JAKARTA (TheInsiderStories) – Indonesian oil and gas producer, PT Medco Energi International Tbk (IDX: MEDC) reduce its private placement targets from Rp2.31 trillion to Rp1.53 trillion (US$106.07 million) in the midst of high market turmoil. The approval from the shareholders its expecting on Nov. 15, 2018.
In the public announcement released on Wednesday (10/10), the company said has lowered the offering price from initially at Rp1,306 to Rp868 a share. Medco plans to releasing as much as 1.772 billion new shares or 10 percent of paid-in capital through the private placement.
It said, the purpose of the private placement is to get additional funds to strengthen the capital structure and increase the company’s equity.
Referring to the financial report in first half (1H) of 2018, MEDC’s total cash and cash equivalents increased 29.23 percent to $448.09 million from the previous $346.73 million. Meanwhile, the company’s equity as of June 2018 after the private placement could rise 7.23% to US $ 1.5 billion from the previous US $ 1.4 billion.

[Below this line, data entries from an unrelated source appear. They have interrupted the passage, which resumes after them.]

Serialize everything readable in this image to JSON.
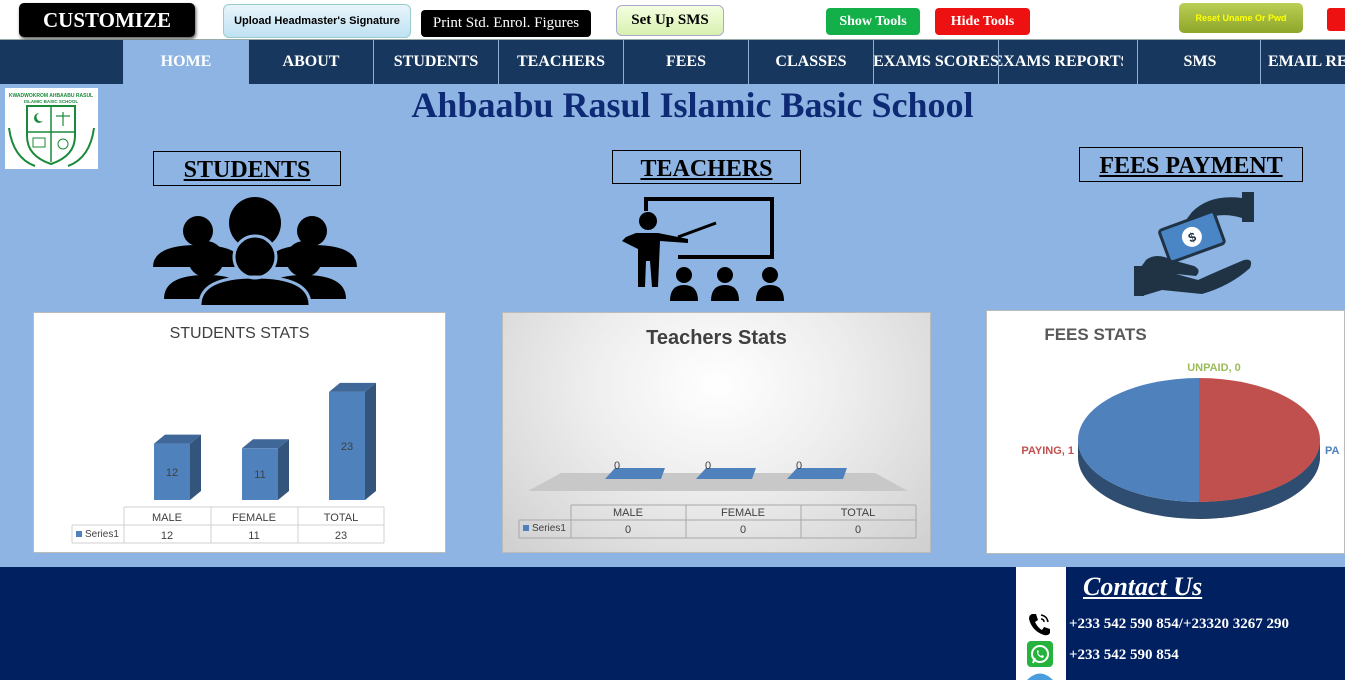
{
  "toolbar": {
    "customize": "CUSTOMIZE",
    "upload_signature": "Upload Headmaster's Signature",
    "print_enrol": "Print Std. Enrol. Figures",
    "setup_sms": "Set Up SMS",
    "show_tools": "Show Tools",
    "hide_tools": "Hide Tools",
    "reset_uname": "Reset Uname Or Pwd"
  },
  "nav": {
    "items": [
      "HOME",
      "ABOUT",
      "STUDENTS",
      "TEACHERS",
      "FEES",
      "CLASSES",
      "EXAMS SCORES",
      "EXAMS REPORTS",
      "SMS",
      "EMAIL RE"
    ],
    "active": "HOME"
  },
  "header": {
    "school_name": "Ahbaabu Rasul Islamic Basic School",
    "logo_text_top": "KWADWOKROM AHBAABU RASUL",
    "logo_text_mid": "ISLAMIC BASIC SCHOOL"
  },
  "sections": {
    "students": "STUDENTS",
    "teachers": "TEACHERS",
    "fees": "FEES PAYMENT"
  },
  "chart_data": [
    {
      "type": "bar",
      "title": "STUDENTS STATS",
      "categories": [
        "MALE",
        "FEMALE",
        "TOTAL"
      ],
      "series": [
        {
          "name": "Series1",
          "values": [
            12,
            11,
            23
          ]
        }
      ],
      "color": "#4f81bd",
      "table": true
    },
    {
      "type": "bar",
      "title": "Teachers Stats",
      "categories": [
        "MALE",
        "FEMALE",
        "TOTAL"
      ],
      "series": [
        {
          "name": "Series1",
          "values": [
            0,
            0,
            0
          ]
        }
      ],
      "color": "#4f81bd",
      "table": true
    },
    {
      "type": "pie",
      "title": "FEES STATS",
      "labels": [
        "UNPAID",
        "PAYING",
        "PAID"
      ],
      "values": [
        0,
        1,
        1
      ],
      "data_labels": [
        "UNPAID, 0",
        "PAYING, 1",
        "PA"
      ],
      "colors": [
        "#9bbb59",
        "#c0504d",
        "#4f81bd"
      ]
    }
  ],
  "contact": {
    "title": "Contact Us",
    "phone": "+233 542 590 854/+23320 3267 290",
    "whatsapp": "+233 542 590 854"
  },
  "colors": {
    "background": "#8db4e2",
    "navbar": "#17375e",
    "footer": "#002060",
    "title": "#0f2a74"
  }
}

Assuming all shares have been issued in the framework, the company’s shareholder ownership will be diluted to a maximum of 9.06 percent. After the rights issue, the ownership of existing shareholder PT Medco Daya Abadi Lestari will diluted to 45.79 percent from 50.35 percent, Diamond Bridge Pte. Ltd., down to 19.58 percent from 21.53 percent, and public ownership after the private placement decreased to 25.02 percent from the previous 27.51 percent.